On Scalability of Multi-Objective Evolutionary Algorithms on Combinatorial Optimisation Problems
Menghao Tang, Zimin Liang, Miqing Li
TLDR
Study reveals simpler MOEAs like SEMO decline in convergence on large-scale combinatorial problems due to lack of crossover.
Key contributions
- Empirically investigates MOEA scalability on combinatorial problems (size 50-5,000).
- SEMO's convergence speed declines significantly as problem size increases.
- Absence of crossover is a key reason for SEMO's underperformance on large problems.

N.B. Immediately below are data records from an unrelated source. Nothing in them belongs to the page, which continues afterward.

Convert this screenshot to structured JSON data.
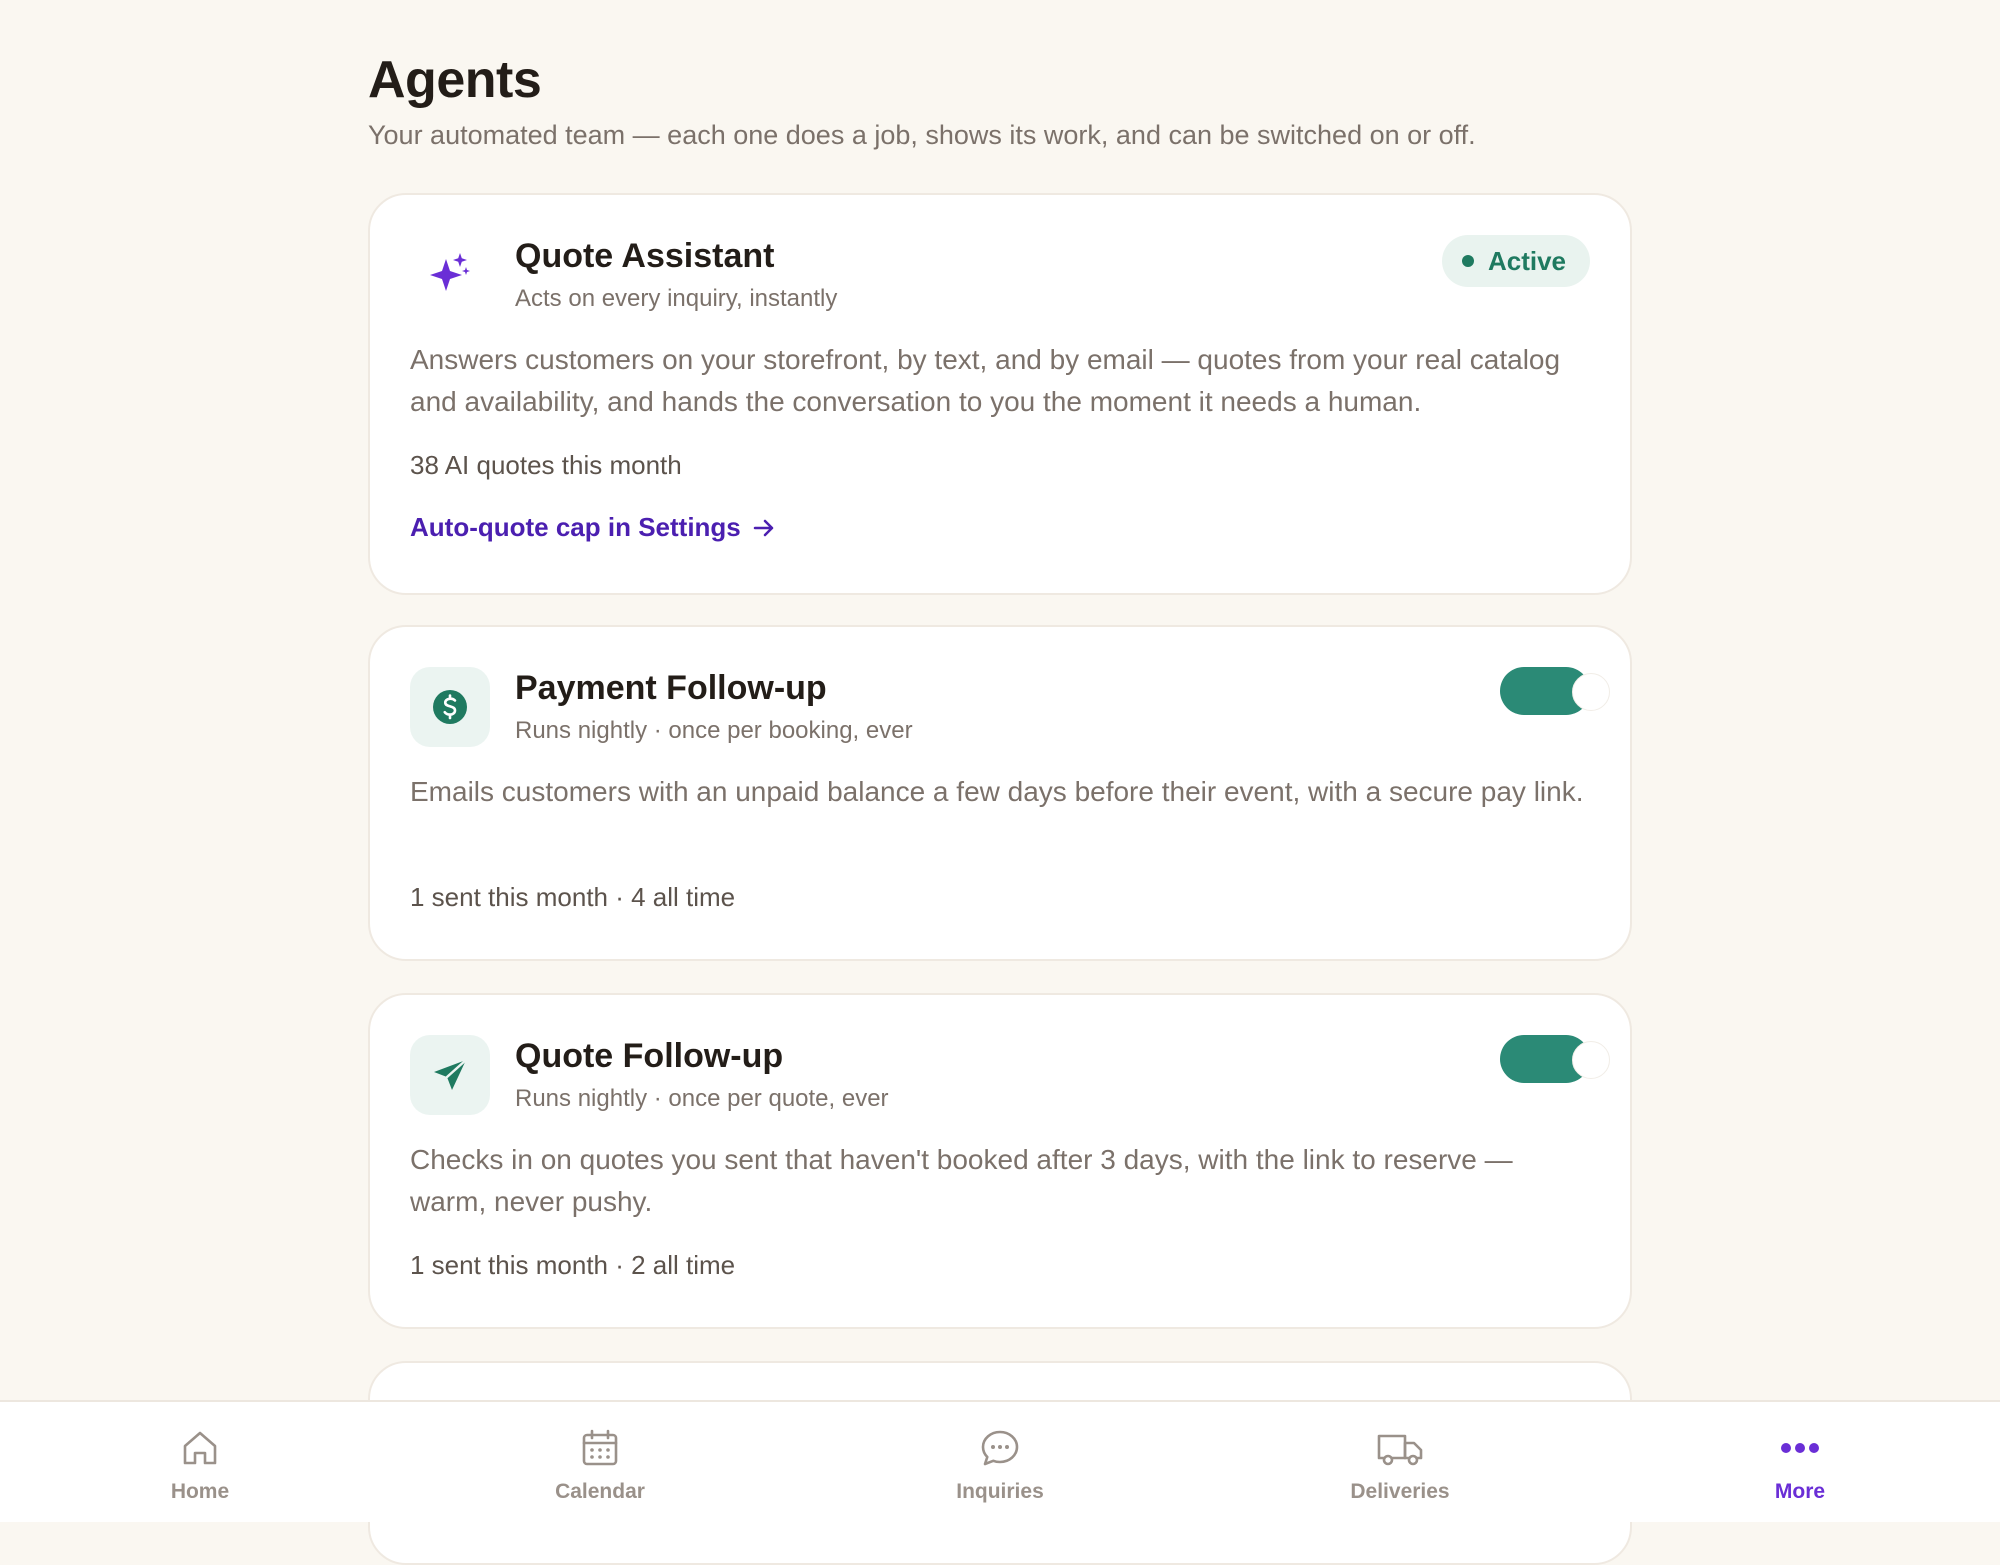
{
  "page": {
    "title": "Agents",
    "subtitle": "Your automated team — each one does a job, shows its work, and can be switched on or off."
  },
  "agents": [
    {
      "icon": "sparkle-icon",
      "title": "Quote Assistant",
      "subtitle": "Acts on every inquiry, instantly",
      "status": "Active",
      "description": "Answers customers on your storefront, by text, and by email — quotes from your real catalog and availability, and hands the conversation to you the moment it needs a human.",
      "stat": "38 AI quotes this month",
      "link": "Auto-quote cap in Settings"
    },
    {
      "icon": "dollar-icon",
      "title": "Payment Follow-up",
      "subtitle": "Runs nightly · once per booking, ever",
      "enabled": true,
      "description": "Emails customers with an unpaid balance a few days before their event, with a secure pay link.",
      "stat": "1 sent this month · 4 all time"
    },
    {
      "icon": "send-icon",
      "title": "Quote Follow-up",
      "subtitle": "Runs nightly · once per quote, ever",
      "enabled": true,
      "description": "Checks in on quotes you sent that haven't booked after 3 days, with the link to reserve — warm, never pushy.",
      "stat": "1 sent this month · 2 all time"
    }
  ],
  "colors": {
    "background": "#faf7f1",
    "accent_purple": "#6a2ed6",
    "accent_green": "#2b8a76",
    "link": "#4b1fb0"
  },
  "nav": {
    "items": [
      {
        "label": "Home",
        "icon": "home-icon"
      },
      {
        "label": "Calendar",
        "icon": "calendar-icon"
      },
      {
        "label": "Inquiries",
        "icon": "chat-bubble-icon"
      },
      {
        "label": "Deliveries",
        "icon": "truck-icon"
      },
      {
        "label": "More",
        "icon": "more-dots-icon",
        "active": true
      }
    ]
  }
}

- Adding crossover to SEMO substantially accelerates convergence, despite impacting solution spread.
Why it matters
Multi-objective combinatorial optimization problems pose unique challenges for MOEAs. This paper clarifies how MOEAs, particularly simpler designs, scale on these complex problems. It underscores the critical role of crossover for efficient convergence in large-scale discrete optimization.
Original Abstract
Scalability of evolutionary algorithms refers to assessing how their performance changes as problem size increases. In the area of multi-objective optimisation, research on the scalability of multi-objective evolutionary algorithms (MOEAs) has predominantly focussed on continuous problems. However, multi-objective combinatorial optimisation problems (MOCOPs) differ from continuous ones. Their discrete and rigid structure often brings rugged landscape, numerous local optimal solutions and disjoint global optimal regions. This leads to different behaviour of MOEAs. For example, SEMO, a simple MOEA without mating selection and diversity maintenance mechanisms, has been shown to be highly competitive, and in many cases to outperform more sophisticated MOEAs on MOCOPs. Yet, it remains unclear whether such findings hold for large-scale cases. In this paper, we conduct an empirical investigation into the scalability of MOEAs on combinatorial problems, with problem size from 50 to 5,000. Our results show that SEMO experiences a decline in convergence speed as dimensionality increases, compared to other MOEAs such as NSGA-II, SMS-EMOA and MOEA/D. We further demonstrate that the absence of crossover is a major contributor to SEMO's underperformance in large-scale problems, and that incorporating crossover into SEMO can substantially accelerate convergence in general, despite being detrimental in spreading solutions over the Pareto front.